二、按「鑑定人由審判長、受命法官或檢察官就下列之人選任一人或數人充之:一、就鑑定事項有特別知識經驗者。二、經政府機關委任有鑑定職務者。」刑事訴訟法第198條定有明文;又按法院或檢察官得囑託醫院、學校或其他相當之機關、團體為鑑定,或審查他人之鑑定,並準用第203條至第206條之1規定;鑑定之經過及其結果,應命鑑定人以言詞或書面報告,同法第208條第1項、第206條第1項亦規定甚明。查本案於偵查中檢察官固曾囑託臺灣省挖土機推土機操作員職業工會聯合會就上開挖土機之市價予以鑑定,有該團體97年度10月31日省挖推傳組字第097109號函1紙在卷可參,惟鑑定人或機關鑑定之選任應係以對於鑑定事項有特別知識經驗者充之,而上開鑑定團體為挖土機操作員職業工會,其成員均為挖土機之操作員,關於中古挖土機之買賣核非屬該會成員之專業事項,則該團體對於中古挖土機之市價是否具備特別知識經驗,當有疑義,檢察官復未提出其他證據證明該團體對於中古挖土機之市價有何特別知識經驗,揆諸上開規定,本院認上開函文所列鑑定意見與鑑定人之選任要件不符,應無證據能力。

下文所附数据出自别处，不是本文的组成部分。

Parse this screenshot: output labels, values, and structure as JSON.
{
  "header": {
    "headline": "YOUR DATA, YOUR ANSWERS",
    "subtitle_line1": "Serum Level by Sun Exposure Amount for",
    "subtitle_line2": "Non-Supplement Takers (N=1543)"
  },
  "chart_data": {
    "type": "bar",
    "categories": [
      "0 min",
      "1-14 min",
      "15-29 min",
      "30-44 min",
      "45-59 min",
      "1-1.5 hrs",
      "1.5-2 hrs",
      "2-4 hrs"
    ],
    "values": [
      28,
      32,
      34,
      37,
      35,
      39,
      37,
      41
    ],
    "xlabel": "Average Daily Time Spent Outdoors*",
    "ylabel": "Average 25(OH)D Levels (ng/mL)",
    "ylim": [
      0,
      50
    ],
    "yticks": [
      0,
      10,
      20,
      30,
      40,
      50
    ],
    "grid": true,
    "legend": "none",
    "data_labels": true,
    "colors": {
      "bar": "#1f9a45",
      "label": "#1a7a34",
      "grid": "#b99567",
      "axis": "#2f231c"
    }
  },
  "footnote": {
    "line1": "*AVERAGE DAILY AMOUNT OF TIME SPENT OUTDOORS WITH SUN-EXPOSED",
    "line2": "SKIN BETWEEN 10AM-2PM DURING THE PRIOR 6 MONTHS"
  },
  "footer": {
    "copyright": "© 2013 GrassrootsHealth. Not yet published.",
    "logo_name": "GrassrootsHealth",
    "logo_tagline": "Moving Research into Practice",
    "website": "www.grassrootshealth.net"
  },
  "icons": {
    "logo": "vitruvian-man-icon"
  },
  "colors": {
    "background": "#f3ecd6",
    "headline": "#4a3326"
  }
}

三、按傳聞法則乃對於被告以外之人於審判外之言詞或書面陳述,亦即針對被告以外之人於審判外以言詞或書面所為之供述證據而為之規範。本案現場照片共10張,其性質固有供述證據與非供述證據之爭論,然審酌照片係傳達照相當時現場情況,而透過照片傳達的情形與現場真實情形,在內容上的一致性,是透過機械的正確性來加以保障,換言之,照片並不存在人對現實情形的知覺、記憶所經常發生的表現錯誤,是認照片之性質係非供述證據,則無傳聞法則之適用,此外別無證據證明上開照片有經偽造變造之情形,是應有證據能力。
貳、有罪部分
一、訊據被告庚○○對於其上揭犯罪事實坦承不諱,被告甲○○固不否認有於96年10月21日凌晨0時在釋迦園,以18萬元之代價向被告庚○○購買上開挖土機1臺,再委由被告戊○○駕駛該挖土機至其車牌號碼000-00號自用大貨車上,並運送至丙○○挖土機修理工廠內停放,復經由被告戊○○之介紹,於同日13時許以36萬8千元之價格,轉賣予被告乙○○等情,惟矢口否認有何故買贓物犯行,辯稱:伊並不知道所購買之挖土機係贓物,也沒有懷疑過,當日伊曾詢問被告庚○○挖土機之來源,亦曾索取海關貨物證明,但被告庚○○表示因該挖土機老舊沒有證明書,伊始要求被告庚○○出具讓渡書,因而認定該挖土機係被告庚○○所有,才願意購買,是絕無故買贓物之犯意云云。經查:
(一)上開挖土機係己○○所有,遭被告庚○○於上揭時間、地點竊取後,以18萬之價格出售予被告甲○○,被告甲○○復雇請被告戊○○駕駛車牌號碼000-00號自用大貨車載運至丙○○挖土機修理工廠內停放等情,業據被告庚○○供述明確,核與證人即被害人己○○警詢時之指述,及證人 潘富成 、證人即共同被告甲○○於偵查中及審理時、戊○○於偵查中之證述相符,並有讓渡證明書1紙、贓物認領保管單1紙、監視錄影器翻拍照片1張、現場照片10張在卷可稽,是被告庚○○之自白與事實相符,堪以採信,其竊取上開挖土機之犯行堪可認定,應依法論科。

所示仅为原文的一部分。